Но в ту ночь… в ту последнюю ночь… зверь не повиновался и стал хозяином.
Ко мне в комнату вдруг вошла мама, держа в руке фонарь. Она выглядела напуганной, но спокойным голосом попросила меня не бояться. Сказала, что тоже слышала крик — да разве мог его хоть кто-нибудь не услышать? — и хочет подняться наверх, чтобы постучать в дверь мистера Робсона. Я должна была сидеть тихо, оставаться в своей комнате и запереть дверь, как только мама выйдет.
Мне было десять лет, Мэтью. Можешь представить себе, каково это было? Мама ушла с фонарем, а я заперла дверь и забралась в угол, где чувствовала себя хоть немного в безопасности. Слыша скрип ступеней, когда мама поднималась по лестнице, я отчаянно молилась Богу.
Я услышала, как она стучит в его дверь.
— Мистер Робсон! — донесся до меня ее зов. — Мистер Робсон, откройте, пожалуйста.
Сквозь барабанящий по окну дождь я прислушивалась к голосам, и не узнавала один из них. Низкий, резкий… я даже не могла разобрать слова, которые он произносит, но мне казалось, что от них содрогается весь дом.

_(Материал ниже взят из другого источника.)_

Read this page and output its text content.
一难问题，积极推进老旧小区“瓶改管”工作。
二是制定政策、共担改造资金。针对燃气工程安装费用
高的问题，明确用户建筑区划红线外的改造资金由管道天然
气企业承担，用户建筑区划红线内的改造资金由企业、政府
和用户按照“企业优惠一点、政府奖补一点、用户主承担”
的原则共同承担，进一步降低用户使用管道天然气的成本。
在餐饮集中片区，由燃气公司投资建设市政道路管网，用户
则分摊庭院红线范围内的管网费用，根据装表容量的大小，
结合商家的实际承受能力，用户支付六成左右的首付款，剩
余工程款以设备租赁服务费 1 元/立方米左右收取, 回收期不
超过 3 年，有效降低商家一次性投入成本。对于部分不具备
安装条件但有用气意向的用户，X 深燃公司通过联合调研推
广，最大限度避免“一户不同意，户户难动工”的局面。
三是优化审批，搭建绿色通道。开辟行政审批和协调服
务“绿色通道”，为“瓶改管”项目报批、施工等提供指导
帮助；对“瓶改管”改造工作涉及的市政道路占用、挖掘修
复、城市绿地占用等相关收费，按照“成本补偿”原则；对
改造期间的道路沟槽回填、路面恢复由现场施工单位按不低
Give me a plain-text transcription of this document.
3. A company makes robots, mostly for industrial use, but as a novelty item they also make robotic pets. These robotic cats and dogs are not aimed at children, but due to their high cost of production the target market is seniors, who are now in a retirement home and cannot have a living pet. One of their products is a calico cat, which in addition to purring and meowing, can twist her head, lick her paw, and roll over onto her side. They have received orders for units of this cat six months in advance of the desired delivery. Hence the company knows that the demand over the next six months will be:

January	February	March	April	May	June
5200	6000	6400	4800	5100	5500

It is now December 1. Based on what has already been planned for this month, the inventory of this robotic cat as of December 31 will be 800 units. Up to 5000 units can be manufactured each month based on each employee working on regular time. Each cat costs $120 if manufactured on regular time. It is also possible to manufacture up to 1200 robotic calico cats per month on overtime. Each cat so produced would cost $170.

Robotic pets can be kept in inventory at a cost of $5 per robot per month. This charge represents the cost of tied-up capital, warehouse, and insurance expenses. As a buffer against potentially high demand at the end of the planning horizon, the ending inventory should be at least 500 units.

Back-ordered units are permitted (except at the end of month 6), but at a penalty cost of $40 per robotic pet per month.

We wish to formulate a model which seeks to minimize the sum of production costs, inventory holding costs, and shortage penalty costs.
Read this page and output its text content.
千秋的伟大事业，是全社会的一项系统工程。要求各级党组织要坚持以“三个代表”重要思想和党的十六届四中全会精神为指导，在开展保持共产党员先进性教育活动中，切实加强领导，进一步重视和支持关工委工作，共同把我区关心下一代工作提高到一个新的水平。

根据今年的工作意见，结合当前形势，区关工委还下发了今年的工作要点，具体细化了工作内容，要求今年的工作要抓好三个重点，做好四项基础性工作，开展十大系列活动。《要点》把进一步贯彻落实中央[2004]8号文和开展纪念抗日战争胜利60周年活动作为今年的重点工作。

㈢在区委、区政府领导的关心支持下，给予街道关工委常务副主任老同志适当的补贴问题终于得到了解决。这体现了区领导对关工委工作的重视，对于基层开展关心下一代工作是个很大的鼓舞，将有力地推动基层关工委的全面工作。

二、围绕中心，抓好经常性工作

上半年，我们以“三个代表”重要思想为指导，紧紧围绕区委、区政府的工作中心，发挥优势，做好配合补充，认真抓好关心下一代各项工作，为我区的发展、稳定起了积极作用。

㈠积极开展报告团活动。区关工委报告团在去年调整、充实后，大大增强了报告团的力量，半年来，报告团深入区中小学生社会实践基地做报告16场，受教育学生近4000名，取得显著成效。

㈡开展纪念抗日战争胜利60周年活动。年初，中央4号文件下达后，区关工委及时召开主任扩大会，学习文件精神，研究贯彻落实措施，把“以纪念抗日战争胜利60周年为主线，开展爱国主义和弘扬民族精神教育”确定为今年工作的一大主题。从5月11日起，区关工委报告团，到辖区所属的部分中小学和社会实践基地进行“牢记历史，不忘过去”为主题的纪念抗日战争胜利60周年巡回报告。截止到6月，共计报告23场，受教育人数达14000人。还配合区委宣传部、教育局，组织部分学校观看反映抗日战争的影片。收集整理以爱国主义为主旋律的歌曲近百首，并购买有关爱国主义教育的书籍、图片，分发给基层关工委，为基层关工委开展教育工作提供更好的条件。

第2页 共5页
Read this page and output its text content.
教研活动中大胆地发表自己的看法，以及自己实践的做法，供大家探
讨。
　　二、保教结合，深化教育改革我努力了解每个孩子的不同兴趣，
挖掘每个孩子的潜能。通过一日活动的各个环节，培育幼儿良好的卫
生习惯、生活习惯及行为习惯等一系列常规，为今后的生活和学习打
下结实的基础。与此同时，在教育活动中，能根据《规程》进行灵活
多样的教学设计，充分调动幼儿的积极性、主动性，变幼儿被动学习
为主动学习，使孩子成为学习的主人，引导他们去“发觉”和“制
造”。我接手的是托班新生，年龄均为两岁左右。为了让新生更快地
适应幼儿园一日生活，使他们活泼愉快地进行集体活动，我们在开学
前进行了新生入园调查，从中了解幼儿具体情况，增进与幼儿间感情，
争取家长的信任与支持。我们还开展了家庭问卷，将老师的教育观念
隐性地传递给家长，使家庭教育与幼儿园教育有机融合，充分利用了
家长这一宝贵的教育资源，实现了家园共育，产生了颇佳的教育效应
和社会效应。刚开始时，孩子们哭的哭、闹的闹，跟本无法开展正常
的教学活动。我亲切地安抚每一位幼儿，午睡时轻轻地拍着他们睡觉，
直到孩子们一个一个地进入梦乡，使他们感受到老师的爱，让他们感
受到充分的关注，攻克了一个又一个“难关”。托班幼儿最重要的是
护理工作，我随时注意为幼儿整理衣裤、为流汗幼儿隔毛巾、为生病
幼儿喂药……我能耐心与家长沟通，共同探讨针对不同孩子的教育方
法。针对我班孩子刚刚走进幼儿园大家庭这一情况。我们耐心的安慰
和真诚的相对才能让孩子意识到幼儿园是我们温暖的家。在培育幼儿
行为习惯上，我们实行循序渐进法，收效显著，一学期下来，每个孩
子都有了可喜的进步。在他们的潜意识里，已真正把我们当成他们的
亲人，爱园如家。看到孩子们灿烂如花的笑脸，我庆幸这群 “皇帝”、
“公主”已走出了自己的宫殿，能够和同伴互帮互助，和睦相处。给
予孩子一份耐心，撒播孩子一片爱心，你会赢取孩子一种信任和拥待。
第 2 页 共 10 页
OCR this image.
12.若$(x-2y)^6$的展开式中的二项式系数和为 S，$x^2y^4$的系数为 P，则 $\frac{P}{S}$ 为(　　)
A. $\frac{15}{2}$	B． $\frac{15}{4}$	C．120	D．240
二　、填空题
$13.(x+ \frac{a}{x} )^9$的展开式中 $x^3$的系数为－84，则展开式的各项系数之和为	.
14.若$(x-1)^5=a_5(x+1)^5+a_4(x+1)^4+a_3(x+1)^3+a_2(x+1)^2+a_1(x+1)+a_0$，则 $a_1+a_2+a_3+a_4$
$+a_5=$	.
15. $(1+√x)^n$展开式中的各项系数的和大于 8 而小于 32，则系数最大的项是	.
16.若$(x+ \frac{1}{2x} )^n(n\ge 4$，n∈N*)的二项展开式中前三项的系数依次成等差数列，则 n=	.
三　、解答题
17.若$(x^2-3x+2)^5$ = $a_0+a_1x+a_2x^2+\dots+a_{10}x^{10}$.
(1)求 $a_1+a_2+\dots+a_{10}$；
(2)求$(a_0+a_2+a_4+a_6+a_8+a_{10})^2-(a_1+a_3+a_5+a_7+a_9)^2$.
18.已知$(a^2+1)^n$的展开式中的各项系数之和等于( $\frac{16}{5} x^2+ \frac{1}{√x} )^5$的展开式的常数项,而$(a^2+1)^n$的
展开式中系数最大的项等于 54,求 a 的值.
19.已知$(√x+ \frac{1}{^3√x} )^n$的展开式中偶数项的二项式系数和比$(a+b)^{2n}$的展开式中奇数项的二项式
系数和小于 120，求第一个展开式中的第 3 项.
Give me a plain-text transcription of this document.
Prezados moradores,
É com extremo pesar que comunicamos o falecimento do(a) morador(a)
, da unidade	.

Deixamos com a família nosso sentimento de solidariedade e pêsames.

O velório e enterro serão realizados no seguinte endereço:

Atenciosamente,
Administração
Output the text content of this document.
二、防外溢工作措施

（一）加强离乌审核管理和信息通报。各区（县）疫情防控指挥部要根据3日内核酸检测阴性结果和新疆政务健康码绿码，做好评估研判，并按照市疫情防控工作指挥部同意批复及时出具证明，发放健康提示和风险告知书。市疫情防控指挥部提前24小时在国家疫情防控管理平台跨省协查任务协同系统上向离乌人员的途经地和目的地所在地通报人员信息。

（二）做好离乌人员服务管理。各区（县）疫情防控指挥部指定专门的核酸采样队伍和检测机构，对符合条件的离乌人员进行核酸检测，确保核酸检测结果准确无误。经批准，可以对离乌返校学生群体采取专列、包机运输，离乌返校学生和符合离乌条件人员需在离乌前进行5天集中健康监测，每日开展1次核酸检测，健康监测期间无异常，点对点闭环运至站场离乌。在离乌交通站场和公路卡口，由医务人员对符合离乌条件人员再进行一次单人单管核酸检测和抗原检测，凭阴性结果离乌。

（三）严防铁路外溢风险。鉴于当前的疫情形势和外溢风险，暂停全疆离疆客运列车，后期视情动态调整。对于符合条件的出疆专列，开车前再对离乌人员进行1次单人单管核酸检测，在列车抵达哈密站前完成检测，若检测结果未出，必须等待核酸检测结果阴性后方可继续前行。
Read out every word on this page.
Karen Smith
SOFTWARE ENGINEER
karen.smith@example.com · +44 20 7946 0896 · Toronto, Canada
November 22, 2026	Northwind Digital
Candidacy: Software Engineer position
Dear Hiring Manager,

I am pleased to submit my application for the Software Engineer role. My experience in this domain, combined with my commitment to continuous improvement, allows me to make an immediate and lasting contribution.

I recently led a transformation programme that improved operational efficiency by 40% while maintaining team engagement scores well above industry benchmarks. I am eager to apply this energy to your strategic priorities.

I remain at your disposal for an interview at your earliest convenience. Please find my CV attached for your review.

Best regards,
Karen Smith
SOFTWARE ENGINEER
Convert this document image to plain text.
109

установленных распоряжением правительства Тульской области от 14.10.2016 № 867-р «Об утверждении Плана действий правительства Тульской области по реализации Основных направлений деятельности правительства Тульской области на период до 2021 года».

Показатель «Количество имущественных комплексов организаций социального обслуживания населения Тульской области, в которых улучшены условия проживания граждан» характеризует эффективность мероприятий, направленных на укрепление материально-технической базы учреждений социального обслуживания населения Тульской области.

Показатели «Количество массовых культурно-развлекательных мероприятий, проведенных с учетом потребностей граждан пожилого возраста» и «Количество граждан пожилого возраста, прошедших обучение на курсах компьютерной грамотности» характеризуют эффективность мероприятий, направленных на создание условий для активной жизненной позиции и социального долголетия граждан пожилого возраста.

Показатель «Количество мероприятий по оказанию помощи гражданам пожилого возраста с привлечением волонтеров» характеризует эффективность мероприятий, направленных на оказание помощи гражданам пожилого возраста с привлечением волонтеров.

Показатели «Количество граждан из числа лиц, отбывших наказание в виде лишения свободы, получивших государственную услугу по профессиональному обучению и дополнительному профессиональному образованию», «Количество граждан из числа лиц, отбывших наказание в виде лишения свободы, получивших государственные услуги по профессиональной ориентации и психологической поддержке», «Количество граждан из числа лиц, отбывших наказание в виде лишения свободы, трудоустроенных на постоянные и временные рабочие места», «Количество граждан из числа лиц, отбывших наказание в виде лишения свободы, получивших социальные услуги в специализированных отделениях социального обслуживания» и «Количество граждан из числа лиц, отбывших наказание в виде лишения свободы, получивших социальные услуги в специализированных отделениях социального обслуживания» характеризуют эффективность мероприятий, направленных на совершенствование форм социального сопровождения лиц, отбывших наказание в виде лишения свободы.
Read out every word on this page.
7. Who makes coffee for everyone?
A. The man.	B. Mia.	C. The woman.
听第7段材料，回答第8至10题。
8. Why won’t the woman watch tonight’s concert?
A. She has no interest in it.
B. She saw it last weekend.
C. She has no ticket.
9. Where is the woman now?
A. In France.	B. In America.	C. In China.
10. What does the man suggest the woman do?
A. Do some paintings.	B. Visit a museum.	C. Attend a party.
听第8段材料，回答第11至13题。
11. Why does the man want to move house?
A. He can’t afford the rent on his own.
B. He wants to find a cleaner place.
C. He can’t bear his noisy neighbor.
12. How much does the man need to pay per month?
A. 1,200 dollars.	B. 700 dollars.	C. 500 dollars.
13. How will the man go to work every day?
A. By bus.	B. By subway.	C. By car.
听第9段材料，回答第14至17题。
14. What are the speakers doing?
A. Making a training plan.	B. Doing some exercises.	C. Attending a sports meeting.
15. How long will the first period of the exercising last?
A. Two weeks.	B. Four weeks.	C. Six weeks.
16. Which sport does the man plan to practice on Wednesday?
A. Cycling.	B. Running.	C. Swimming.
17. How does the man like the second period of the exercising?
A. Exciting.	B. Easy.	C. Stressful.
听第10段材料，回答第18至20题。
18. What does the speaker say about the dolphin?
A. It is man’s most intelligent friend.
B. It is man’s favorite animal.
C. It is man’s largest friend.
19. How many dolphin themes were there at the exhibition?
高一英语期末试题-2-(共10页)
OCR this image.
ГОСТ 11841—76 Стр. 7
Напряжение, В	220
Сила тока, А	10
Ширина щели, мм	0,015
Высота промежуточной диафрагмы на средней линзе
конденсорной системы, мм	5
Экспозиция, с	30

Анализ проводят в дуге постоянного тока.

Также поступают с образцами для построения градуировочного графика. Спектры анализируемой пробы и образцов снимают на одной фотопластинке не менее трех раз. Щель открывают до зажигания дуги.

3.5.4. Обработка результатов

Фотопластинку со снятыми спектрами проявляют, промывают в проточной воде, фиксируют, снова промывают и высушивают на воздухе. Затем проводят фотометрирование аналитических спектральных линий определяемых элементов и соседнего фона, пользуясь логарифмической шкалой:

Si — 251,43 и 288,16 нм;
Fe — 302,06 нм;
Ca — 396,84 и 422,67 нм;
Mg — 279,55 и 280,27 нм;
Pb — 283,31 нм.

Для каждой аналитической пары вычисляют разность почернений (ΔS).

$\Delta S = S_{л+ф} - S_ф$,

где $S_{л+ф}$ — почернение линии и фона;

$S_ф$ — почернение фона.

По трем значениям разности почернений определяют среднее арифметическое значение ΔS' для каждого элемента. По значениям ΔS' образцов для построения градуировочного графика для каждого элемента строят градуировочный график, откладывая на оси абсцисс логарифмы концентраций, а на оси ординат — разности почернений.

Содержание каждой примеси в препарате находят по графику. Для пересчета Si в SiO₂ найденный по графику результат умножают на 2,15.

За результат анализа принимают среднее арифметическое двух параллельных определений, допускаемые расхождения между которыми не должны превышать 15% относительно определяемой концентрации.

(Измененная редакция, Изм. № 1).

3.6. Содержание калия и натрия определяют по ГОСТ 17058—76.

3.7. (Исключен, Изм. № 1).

А потом… проклятье, я и не думала, что будет так тяжело об этом…
Потом я услышала звук, который безошибочно определила: такой стук раздается, когда на пол падает чье-то тело. Но не последовало ни воплей, ни крика о помощи… он просто не дал ей на это времени! Все произошло так быстро, что у мамы не было даже шанса защититься — да и кто мог бы защититься от бритвы, которая несется к тебе без предупреждения, а убийца стоит так близко, что ты чувствуешь на себе жар его дыхания?
Мама упала, и я помню, как сжалась от страха. Я очень хотела, чтобы она поднялась, чтобы Бог помог ей, но услышала только… глухие удары. Робсон избивал маму ногами, пока она лежала на полу в коридоре второго этажа. Я будто слышу эти удары прямо сейчас. Тук… тук… Снова и снова. Он все продолжал и продолжал, казалось, он никогда не остановится, но потом… почему-то прекратил.
Что с мамой? Можно ли ей помочь? — думала я. Тогда я по-настоящему испугалась и не могла больше ждать.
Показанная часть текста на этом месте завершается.